これ以上このやり取りを繰り返してもリオネル様の配慮を無駄にしてしまう。

「お詫びと言ってはなんだが、私からドレスや必要な物を送らせてもらえないだろうか?1年間も世話になるんだ、これぐらいはさせてくれ」

だから私は恥ずかしく思いながらも、その言葉に甘える事にした。

だって必要になる着替えも、日用品もあの父がこれから手配をしてくれるとは思えなかった。
もしかしたら初めから辺境伯家へ負担させるつもりだったのかもしれない。あの父ならやりそうなことだ。

ケガの賠償として奉公に来たような立場なのに、どの口でそんな事をねだれただろう。恥ずかしくてしかたがない。

「レナにはどのようなドレスが似合うだろう。色の好みはあるだろうか?あぁ、他にも食事の好みなどもできたら教えてくれないか?夕食には間に合わないだろうが、朝食からは考慮するように伝えておく」

立て続けの質問で話題の中心が明日の朝食に変わっているのも、さりげないリオネル様の気遣いだろう。

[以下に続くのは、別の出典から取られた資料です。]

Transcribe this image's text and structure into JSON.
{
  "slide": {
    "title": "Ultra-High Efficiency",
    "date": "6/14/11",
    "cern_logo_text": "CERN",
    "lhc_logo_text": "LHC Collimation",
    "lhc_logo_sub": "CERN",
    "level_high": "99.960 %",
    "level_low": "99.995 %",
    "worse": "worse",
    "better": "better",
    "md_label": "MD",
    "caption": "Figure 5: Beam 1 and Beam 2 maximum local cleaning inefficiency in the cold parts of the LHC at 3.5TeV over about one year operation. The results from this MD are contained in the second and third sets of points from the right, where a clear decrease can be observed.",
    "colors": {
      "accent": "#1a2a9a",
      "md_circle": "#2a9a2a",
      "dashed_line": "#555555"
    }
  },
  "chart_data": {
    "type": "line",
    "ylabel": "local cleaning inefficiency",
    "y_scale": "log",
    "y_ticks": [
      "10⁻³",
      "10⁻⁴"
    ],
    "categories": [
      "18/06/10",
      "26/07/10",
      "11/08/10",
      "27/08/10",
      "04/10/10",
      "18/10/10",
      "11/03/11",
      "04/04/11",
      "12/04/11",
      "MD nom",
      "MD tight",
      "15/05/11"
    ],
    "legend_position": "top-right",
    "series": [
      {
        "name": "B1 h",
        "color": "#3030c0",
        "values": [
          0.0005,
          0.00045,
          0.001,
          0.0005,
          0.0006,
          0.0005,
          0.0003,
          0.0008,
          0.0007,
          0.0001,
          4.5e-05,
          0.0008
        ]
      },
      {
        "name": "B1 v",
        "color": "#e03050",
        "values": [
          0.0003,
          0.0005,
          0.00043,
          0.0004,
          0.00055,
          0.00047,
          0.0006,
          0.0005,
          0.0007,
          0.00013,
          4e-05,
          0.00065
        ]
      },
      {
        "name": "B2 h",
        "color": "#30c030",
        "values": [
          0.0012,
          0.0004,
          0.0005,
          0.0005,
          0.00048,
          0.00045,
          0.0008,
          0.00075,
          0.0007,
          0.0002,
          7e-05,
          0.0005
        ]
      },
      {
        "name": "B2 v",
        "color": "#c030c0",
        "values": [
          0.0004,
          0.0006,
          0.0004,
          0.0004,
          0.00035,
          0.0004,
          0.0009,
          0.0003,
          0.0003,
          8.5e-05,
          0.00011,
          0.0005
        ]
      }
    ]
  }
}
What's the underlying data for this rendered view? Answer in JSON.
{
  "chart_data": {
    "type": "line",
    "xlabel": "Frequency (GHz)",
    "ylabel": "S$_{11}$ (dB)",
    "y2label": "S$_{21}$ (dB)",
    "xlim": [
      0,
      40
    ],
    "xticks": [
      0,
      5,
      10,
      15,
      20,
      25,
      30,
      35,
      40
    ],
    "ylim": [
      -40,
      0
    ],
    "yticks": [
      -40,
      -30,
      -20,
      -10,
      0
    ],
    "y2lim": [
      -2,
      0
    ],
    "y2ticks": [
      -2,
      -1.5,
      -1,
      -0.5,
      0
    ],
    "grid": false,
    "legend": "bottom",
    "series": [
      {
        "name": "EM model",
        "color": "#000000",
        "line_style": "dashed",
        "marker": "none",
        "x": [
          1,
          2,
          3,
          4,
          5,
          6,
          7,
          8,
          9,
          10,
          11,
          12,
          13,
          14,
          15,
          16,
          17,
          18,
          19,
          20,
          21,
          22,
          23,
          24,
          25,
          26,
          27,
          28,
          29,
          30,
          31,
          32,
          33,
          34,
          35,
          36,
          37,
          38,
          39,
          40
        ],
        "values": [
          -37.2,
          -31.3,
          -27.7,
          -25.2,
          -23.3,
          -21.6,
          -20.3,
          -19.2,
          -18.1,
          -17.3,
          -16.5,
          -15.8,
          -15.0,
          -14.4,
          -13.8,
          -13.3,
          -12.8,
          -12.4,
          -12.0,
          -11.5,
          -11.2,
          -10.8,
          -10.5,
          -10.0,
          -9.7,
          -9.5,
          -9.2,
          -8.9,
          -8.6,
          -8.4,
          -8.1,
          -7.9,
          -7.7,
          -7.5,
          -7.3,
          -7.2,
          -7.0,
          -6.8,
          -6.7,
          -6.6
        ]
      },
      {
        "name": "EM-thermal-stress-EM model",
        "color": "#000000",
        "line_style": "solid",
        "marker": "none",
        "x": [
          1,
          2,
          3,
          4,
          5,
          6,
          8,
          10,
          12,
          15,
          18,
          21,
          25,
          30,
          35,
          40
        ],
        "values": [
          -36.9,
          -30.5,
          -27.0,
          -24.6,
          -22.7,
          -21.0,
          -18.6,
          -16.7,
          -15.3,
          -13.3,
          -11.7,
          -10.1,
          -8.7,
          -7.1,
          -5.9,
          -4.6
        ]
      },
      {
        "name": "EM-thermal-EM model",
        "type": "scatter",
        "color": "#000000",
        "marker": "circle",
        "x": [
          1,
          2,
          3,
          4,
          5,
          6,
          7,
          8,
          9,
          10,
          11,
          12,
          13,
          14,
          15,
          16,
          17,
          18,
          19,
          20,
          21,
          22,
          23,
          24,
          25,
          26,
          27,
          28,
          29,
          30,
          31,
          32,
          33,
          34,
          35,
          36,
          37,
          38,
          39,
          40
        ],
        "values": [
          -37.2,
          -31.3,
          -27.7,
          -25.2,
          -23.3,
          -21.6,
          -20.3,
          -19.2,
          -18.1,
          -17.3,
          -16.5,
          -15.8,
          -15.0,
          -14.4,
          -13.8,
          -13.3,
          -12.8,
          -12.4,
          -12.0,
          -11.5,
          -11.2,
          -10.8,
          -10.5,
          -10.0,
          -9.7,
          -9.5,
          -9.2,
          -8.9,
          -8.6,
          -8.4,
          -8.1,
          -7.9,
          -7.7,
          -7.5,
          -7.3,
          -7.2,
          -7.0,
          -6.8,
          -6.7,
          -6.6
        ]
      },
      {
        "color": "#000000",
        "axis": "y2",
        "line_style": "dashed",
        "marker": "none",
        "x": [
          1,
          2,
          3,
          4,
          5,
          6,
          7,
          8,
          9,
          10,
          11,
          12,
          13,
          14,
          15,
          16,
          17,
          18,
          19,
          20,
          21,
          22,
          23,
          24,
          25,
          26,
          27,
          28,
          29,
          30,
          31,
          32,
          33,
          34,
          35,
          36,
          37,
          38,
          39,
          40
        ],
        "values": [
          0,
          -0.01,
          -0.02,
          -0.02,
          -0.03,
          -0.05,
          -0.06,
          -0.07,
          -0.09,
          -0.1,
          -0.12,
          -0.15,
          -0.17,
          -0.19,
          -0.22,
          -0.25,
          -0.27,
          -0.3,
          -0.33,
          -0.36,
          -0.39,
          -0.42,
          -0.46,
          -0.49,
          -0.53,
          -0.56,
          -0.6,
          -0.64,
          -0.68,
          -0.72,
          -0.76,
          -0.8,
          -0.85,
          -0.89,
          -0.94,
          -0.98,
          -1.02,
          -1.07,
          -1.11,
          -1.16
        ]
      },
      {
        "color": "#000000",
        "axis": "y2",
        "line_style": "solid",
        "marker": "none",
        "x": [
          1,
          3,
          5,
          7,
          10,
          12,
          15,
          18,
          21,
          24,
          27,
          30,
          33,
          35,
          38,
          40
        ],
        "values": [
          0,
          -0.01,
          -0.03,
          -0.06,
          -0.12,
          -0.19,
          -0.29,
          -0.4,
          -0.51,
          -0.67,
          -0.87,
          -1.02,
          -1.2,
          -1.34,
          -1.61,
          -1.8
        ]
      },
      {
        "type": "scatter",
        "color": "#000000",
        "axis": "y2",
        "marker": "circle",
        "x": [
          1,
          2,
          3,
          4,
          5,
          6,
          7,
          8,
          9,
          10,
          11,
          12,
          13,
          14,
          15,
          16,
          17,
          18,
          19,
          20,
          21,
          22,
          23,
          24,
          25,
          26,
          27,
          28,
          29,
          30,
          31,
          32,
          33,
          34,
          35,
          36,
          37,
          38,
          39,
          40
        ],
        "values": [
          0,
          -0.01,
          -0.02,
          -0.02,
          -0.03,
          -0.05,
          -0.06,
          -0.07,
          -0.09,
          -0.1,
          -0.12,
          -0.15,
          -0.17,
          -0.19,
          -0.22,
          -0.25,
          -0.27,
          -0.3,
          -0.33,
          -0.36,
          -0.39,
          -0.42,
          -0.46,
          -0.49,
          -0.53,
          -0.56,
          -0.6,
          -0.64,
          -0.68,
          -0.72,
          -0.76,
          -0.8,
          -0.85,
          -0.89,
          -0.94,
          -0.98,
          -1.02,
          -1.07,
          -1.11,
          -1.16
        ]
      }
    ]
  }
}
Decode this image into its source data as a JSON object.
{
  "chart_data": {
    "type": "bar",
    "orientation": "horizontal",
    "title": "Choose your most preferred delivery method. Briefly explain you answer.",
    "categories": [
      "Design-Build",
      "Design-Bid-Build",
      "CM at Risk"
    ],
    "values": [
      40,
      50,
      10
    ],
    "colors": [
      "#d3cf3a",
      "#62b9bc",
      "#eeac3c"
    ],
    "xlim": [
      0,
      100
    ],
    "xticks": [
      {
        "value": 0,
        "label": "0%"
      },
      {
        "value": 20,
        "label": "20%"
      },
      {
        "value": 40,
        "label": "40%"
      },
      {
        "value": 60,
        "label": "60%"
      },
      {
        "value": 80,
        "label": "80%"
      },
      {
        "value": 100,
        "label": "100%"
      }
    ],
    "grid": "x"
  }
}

どうしようもない状況を救ってくれたリオネル様に、私は心の底から感謝した。
精一杯お世話でお返しさせていただこう。そのためにはまず何をしたら良いのだろう。

「ありがとうございます。ですが、特に苦手な物はございません」

私でもお役に立てること。それを早く見つけなくてはいけないのに、これではまるでゲスト扱いだ。
なんだかチグハグな状況に私は小さく苦笑した。

「そうなのか、私はタナト芋が苦手だな…あの独特の風味がどうしても好きになれなくて」

「タナト芋ですか?」

たしかにこのカナトス領の北の地方の名産の芋だった。だけどどちらかと言えば庶民用の食材なのだ。栄養は豊富だけど、旨味も少ない。辺境伯家に並ぶような野菜だとは思えなかった。

それに何よりも美味しく食べるには調理に手間がかかる芋なのだ。

「独特の風味が残っているのでしたら、アク抜きの処理が足りないのかもしれないですね。タナト芋は食べる前日には皮を剥いて途中で2回は水を交換しながら水にさらさないとダメですし、下茹でもしたほうが良いですから」

「レナは調理に詳しいんだな」

いつもやっている事なので。そう言いかけた所で私はようやくハッとした。
ニコニコと笑うリオネル様は純粋に感心している様子だが、普通の令嬢は調理なんてしないのだ。

失敗してしまった。

そう思った私は、また血の気が引いていくようだった。